Day 6 :: The Laughter
there is nothing there 

my memory is empty 

simply blank. 

why can’t I hear her laughing?
maybe he scared it out of her

maybe she was too exhausted

self absorbed, unaware, unable

maybe she never knew how
she couldn’t teach me

what she didn’t know.

the meal

Day 5 :: The Meal       

prompt from

randomly. it just happened. last night I cooked “The Meal” roasted whole chicken

the “meal” was on weekly rotation with hamburger gravy on mashed potatoes. franco american spaghetti with chopped, crisp bacon. ‘stringy meat’ pot roast (don’t forget a bay leaf) with carrots, peas and potatoes, followed by hash made out of the left overs. liver and onions. spaghetti sauce cooked all day. chicken soup with orzo or rice or homemade egg noodles always followed “the meal.” all meals paired with homemade bread and real butter, not margarine. never, ever margarine.

she had nine mouths to feed, nine tummies to fill. six growing boys with bottomless appetites and one picky daughter who didn’t like her food to touch. she could stretch a meal, add another plate or two to the table, another tomato or grated carrots to the sauce, another cup of stock or water to the soup.
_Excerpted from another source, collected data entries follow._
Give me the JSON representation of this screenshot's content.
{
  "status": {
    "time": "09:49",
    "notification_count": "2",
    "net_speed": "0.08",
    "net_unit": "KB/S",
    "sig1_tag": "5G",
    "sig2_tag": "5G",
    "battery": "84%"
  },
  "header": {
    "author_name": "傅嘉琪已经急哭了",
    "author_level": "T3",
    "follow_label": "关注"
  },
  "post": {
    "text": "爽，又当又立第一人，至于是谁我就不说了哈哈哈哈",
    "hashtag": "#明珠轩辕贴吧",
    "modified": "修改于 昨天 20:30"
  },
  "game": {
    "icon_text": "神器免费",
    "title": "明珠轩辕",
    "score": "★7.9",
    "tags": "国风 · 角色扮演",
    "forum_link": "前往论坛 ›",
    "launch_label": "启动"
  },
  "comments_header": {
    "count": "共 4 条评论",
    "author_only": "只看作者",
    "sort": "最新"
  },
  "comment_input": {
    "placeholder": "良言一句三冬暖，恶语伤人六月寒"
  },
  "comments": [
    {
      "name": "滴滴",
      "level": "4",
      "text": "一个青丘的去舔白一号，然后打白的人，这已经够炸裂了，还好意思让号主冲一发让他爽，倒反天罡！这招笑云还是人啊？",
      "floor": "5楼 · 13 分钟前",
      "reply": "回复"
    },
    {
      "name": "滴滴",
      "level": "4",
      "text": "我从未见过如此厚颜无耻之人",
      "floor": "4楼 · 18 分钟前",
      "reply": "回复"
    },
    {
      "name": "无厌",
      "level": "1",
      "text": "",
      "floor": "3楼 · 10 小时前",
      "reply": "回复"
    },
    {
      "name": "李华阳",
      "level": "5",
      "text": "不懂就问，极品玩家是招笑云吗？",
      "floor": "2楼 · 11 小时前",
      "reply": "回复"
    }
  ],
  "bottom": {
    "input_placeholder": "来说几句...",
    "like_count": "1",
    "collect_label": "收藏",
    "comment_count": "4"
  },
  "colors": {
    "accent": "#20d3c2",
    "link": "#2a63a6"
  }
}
i drift into food memories. mashed potatoes with steaming gravy, peas perfectly cooked and sometimes, carrots glazed with brown sugar. two chickens, side by side, browning in the oven, the smell of warmth and love and creativity and provision mingling with the noise and upheaval of so many kids jostling for a spot at the table. chocolate cake rising while we eat.

taste and smell have become sacramental senses wrapping me with bittersweet sacredness.

she no longer cooks. only “mush” and an occasional scrambled egg. her apartment doesn’t smell like the home of even recent memories. there are no garlic braids, no yeast, no fresh cut fruit smells. her spice drawer is empty, the olive oil might be rancid. her refrigerator is full of individual yogurts, bags of grapes and apples, carbonated juice bottles, and styrofoam boxes of leftover food from the dining room. her freezer is stacked with one scoop portions of rainbow sherbet and husks of bread in baggies.

the pin prick of grief comes with the realization that she isn’t aware of what is missing. i offered to cook “the meal” with her in her apartment. i’d bring the chicken, the rosemary, the butter.

she told me to get a costco chicken.

the music

Day 4 :: The Music        

prompts from

as a self conscious, self absorbed, normal 13 year old, i could hear her contralto voice ringing above the entire congregation. i wanted to slip away from her, sliding under the lutheran pew or at least to the end of the row. the vibrato, the passion, the volume, the long held soaring notes spotlighted everything that i wasn’t.

i see her tiny frame, chin up, processing down the long aisle of st. margaret’s with white robe flowing, stainless cross hanging from a satin cord, requisite black shoes, arms extended holding her hymnal. as an adult, i see her differently as she sings from her heart, her belly, quite possibly from her soul.

two years ago the stroke took away her words and some of her understanding. it took her freedom, her perspective, her life as she knew it.

monday’s, almost without fail, we go to Backstrokes, a circle for anyone who has had a stroke and their families. three women from a care facility, two with limited speech. a man in a wheelchair, only able to say his name. a native american man and his wife, always with a hand drum. a young woman and her dog, “brother.” a retired judge, able to use only her right hand. ukuleles, a harmonica or a tiny banjo, a guitar, a melodica and a basket full of shakers.  

for an hour she is lost in the music as she sings leonard cohen’s hallelujah. don’t fence me in. these boots were made for walking. i did a double take the first time she sang wish you were here by pink floyd. her toes tap, sometimes her eyes close, she shakes her rattle and hits every note. not with the words, but with her aging contralto. it is then that i want to slip closer to her, to hear the sound of music.  (and oh my, that sounds cheesy!)